Colorado State University’s Inclusive Language Guide instructs students “to avoid” using the words “America” and “American,” because doing so “erases other cultures.”
“The Americas encompass a lot more than the United States,” the guide states. “There is South America, Central America, Mexico, Canada, and the Caribbean just to name a few of 42 countries in total.”
“That’s why the word ‘americano’ in Spanish can refer to anything on the American continent. Yet, when we talk about ‘Americans’ in the United States, we’re usually just referring to people from the United States. This erases other cultures and depicts the United States as the dominant American country.”
The guide advises students to use the words “U.S. citizen” or “person from the U.S.” instead of “American.”

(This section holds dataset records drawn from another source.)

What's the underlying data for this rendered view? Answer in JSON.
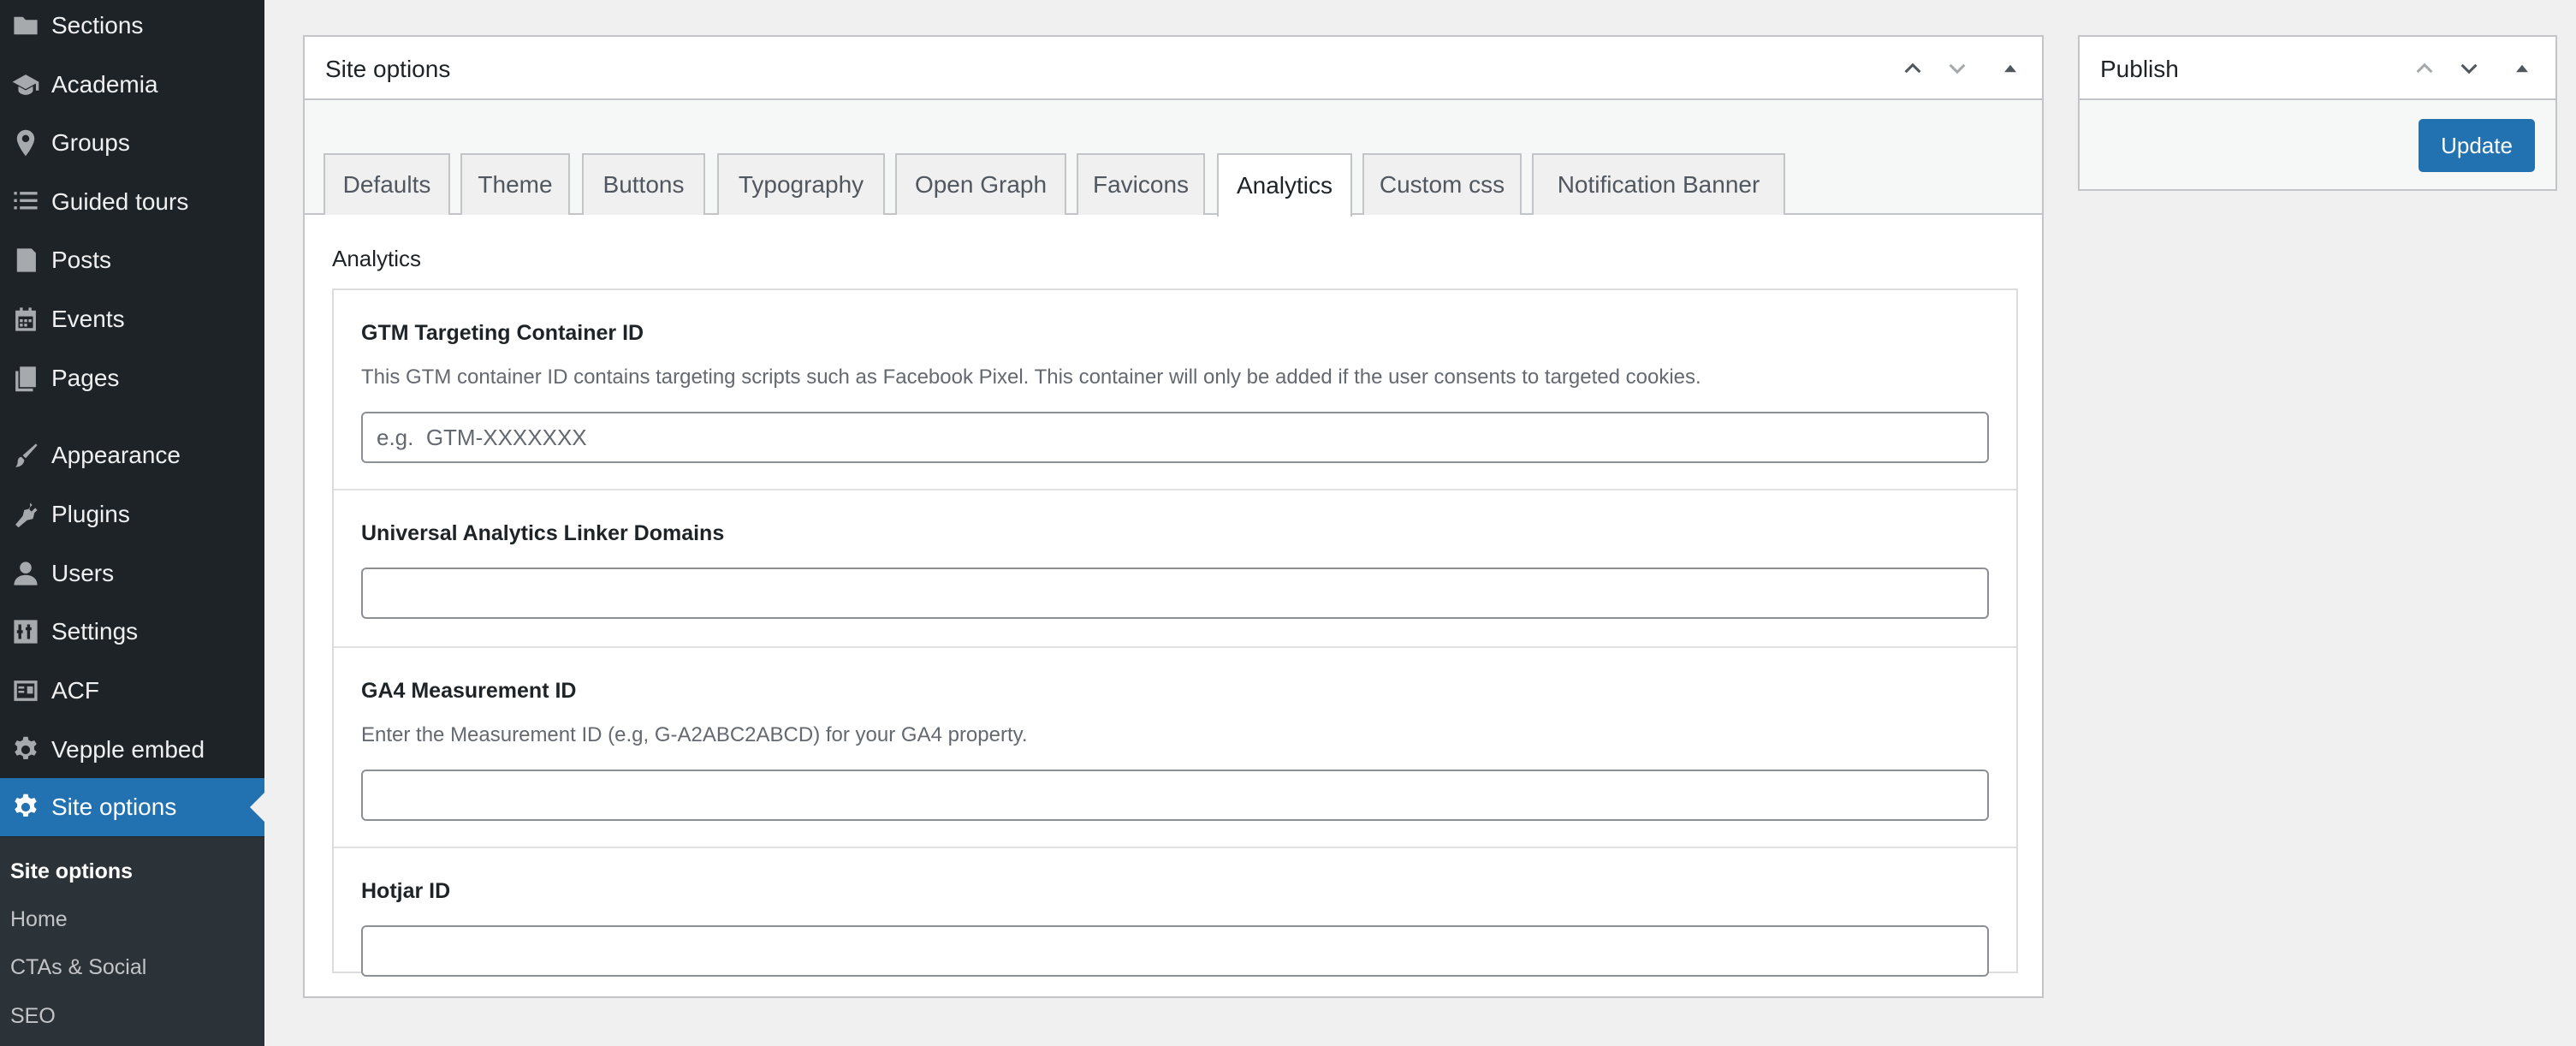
{
  "sidebar": {
    "items": [
      {
        "label": "Sections",
        "icon": "folder-icon"
      },
      {
        "label": "Academia",
        "icon": "graduation-cap-icon"
      },
      {
        "label": "Groups",
        "icon": "location-pin-icon"
      },
      {
        "label": "Guided tours",
        "icon": "list-icon"
      },
      {
        "label": "Posts",
        "icon": "posts-icon"
      },
      {
        "label": "Events",
        "icon": "calendar-icon"
      },
      {
        "label": "Pages",
        "icon": "pages-icon"
      },
      {
        "label": "Appearance",
        "icon": "brush-icon"
      },
      {
        "label": "Plugins",
        "icon": "plugin-icon"
      },
      {
        "label": "Users",
        "icon": "user-icon"
      },
      {
        "label": "Settings",
        "icon": "settings-sliders-icon"
      },
      {
        "label": "ACF",
        "icon": "acf-icon"
      },
      {
        "label": "Vepple embed",
        "icon": "gear-icon"
      },
      {
        "label": "Site options",
        "icon": "gear-icon",
        "current": true
      }
    ],
    "submenu": [
      {
        "label": "Site options",
        "active": true
      },
      {
        "label": "Home"
      },
      {
        "label": "CTAs & Social"
      },
      {
        "label": "SEO"
      }
    ]
  },
  "metabox": {
    "title": "Site options",
    "tabs": [
      {
        "label": "Defaults"
      },
      {
        "label": "Theme"
      },
      {
        "label": "Buttons"
      },
      {
        "label": "Typography"
      },
      {
        "label": "Open Graph"
      },
      {
        "label": "Favicons"
      },
      {
        "label": "Analytics",
        "active": true
      },
      {
        "label": "Custom css"
      },
      {
        "label": "Notification Banner"
      }
    ],
    "section_label": "Analytics",
    "fields": [
      {
        "label": "GTM Targeting Container ID",
        "description": "This GTM container ID contains targeting scripts such as Facebook Pixel. This container will only be added if the user consents to targeted cookies.",
        "placeholder": "e.g.  GTM-XXXXXXX",
        "value": ""
      },
      {
        "label": "Universal Analytics Linker Domains",
        "description": "",
        "placeholder": "",
        "value": ""
      },
      {
        "label": "GA4 Measurement ID",
        "description": "Enter the Measurement ID (e.g, G-A2ABC2ABCD) for your GA4 property.",
        "placeholder": "",
        "value": ""
      },
      {
        "label": "Hotjar ID",
        "description": "",
        "placeholder": "",
        "value": ""
      }
    ]
  },
  "publish": {
    "title": "Publish",
    "update_label": "Update"
  },
  "colors": {
    "sidebar_bg": "#1d2327",
    "submenu_bg": "#2c3338",
    "accent": "#2271b1",
    "page_bg": "#f0f0f1"
  }
}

Some of the other words and phrases deemed not inclusive by the guide include the words “male” and “female” (because this “refers to biological sex and not gender,” and “we very rarely need to identify or know a person’s biological sex and more often are referring to gender”), “cake walk” (because it apparently has origins in “the racism of 19th century minstrel shows”), “freshman” (because it “excludes women and non-binary gender identities”), “Hispanic” (“because of its origins in colonialization and the implication that to be Hispanic or Latinx/Latine/Latino, one needs to be Spanish-speaking”), “hold down the fort” (because “the U.S. the historical connotation refers to guarding against Native American ‘intruders’ and feeds into the stereotype of ‘savages’”), “no can do” (because it was “originally a way to mock Chinese people”), “peanut gallery” (because it “names a section in theaters, usually the cheapest and worst, where many Black people sat during the era of Vaudeville”), “straight” (because it “implies that anyone LGBT is ‘crooked’ or not normal”), “food coma” (because it “directly alludes to the stereotype of laziness associated with African-Americans”), and “war” or “battle,” when used any way other than to describe a literal war or battle (because “they evoke very real tragedy that can be problematic for survivors of war or Veterans”).

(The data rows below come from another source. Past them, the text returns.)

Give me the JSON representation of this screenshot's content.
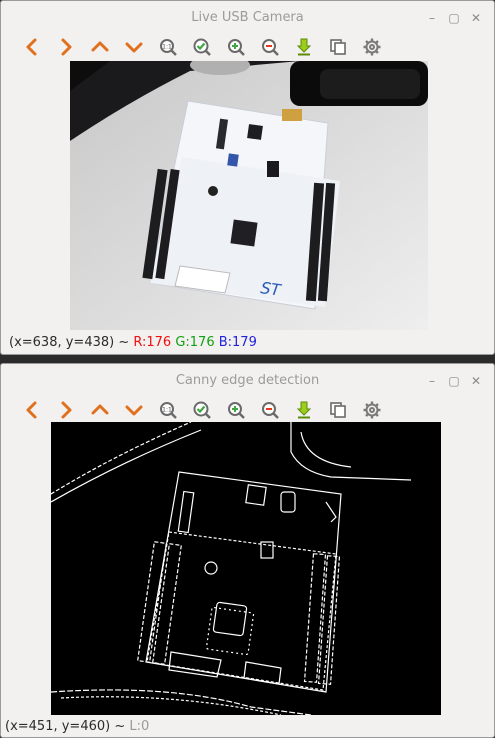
{
  "windows": [
    {
      "title": "Live USB Camera",
      "status": {
        "coords": "(x=638, y=438) ~ ",
        "r": "R:176",
        "g": " G:176",
        "b": " B:179"
      }
    },
    {
      "title": "Canny edge detection",
      "status": {
        "coords": "(x=451, y=460) ~ ",
        "l": "L:0"
      }
    }
  ],
  "toolbar_icons": [
    "arrow-left-icon",
    "arrow-right-icon",
    "arrow-up-icon",
    "arrow-down-icon",
    "zoom-actual-icon",
    "zoom-fit-icon",
    "zoom-in-icon",
    "zoom-out-icon",
    "save-icon",
    "copy-icon",
    "settings-icon"
  ],
  "window_controls": [
    "minimize-icon",
    "maximize-icon",
    "close-icon"
  ],
  "colors": {
    "orange": "#e0701e",
    "green": "#3fa83f",
    "ygreen": "#9ccd1a",
    "gray": "#6a6a6a",
    "r": "#ee1111",
    "g": "#11a011",
    "b": "#2222dd"
  }
}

Honestly, I write about political correctness for a living, and yet I have to admit that many of these were news to me. Now, because I’m not a jerk, if any of these words or phrases were to actually bother someone with whom I was speaking, I would avoid using them during those conversations in order to be respectful. The thing is, though, I highly doubt that there are many people who actually are offended by these words and phrases. Regardless of what they may have meant in the past, I think that most people understand that when someone says, for example, “That test was a cake walk,” that person is obviously not intending to convey even the slightest disrespect toward African-American people. I know there are words (such as “hysterical”) that have origins that are offensive to women, but I (a woman) am still personally not offended by them — because I understand that meanings can change over time, and tend to focus more on what the other person is actually trying to communicate than on what kind of offense I could potentially take from it.

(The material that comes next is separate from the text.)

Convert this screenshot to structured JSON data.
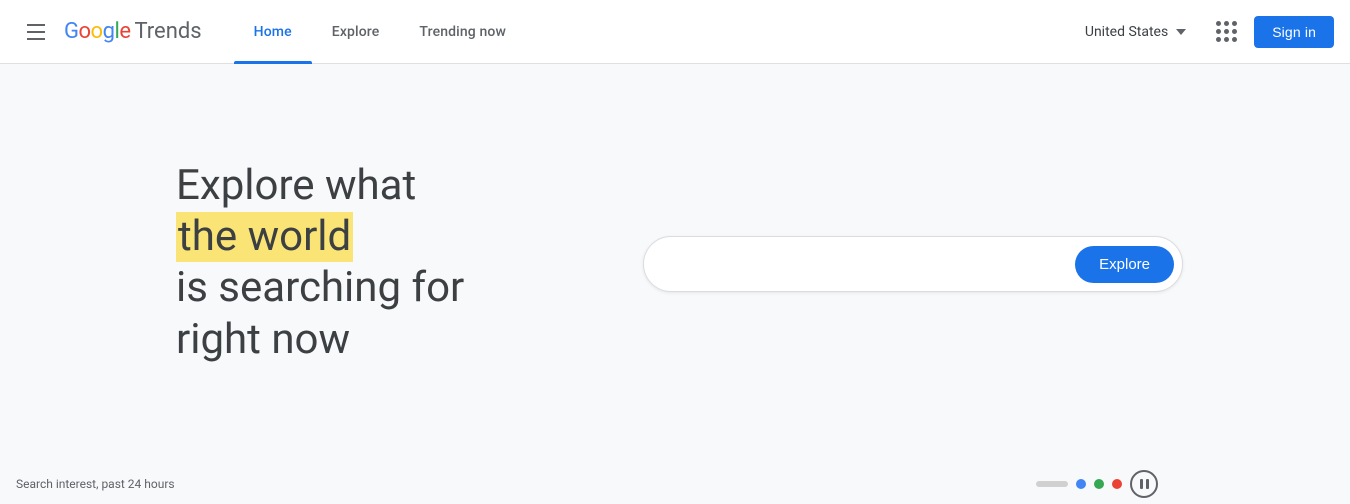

Speaking of things I highly doubt, I actually outright reject that simply using the word “America” or “American” actually has the power to erase another culture. Everyone who’s older than five understands that “the Americas” encompass more than just the United States, and using the word “America” to describe the United States doesn’t just erase those cultures. I have never once, for example, asked for “American cheese” on my egg sandwich and had that cause me to totally forget that Mexico and Canada exist. In fact, I will go as far as to say that I don’t think that my use of the word has itself caused even the slightest amount of harm to even a single other country.
The truth is, “America” is just what we call ourselves, and people who live here understand that fact. It’s a common reference; our language has lots of them. As long as everyone understands what a person means when they use a certain word (and understand that that person is not using it in a derogatory way), then I think that it should be totally acceptable to use it. That’s the whole goal of language, after all, to communicate, and I just don’t see the point of removing any of it when it’s not actually causing harm.
This story was previously covered in an article in Campus Reform.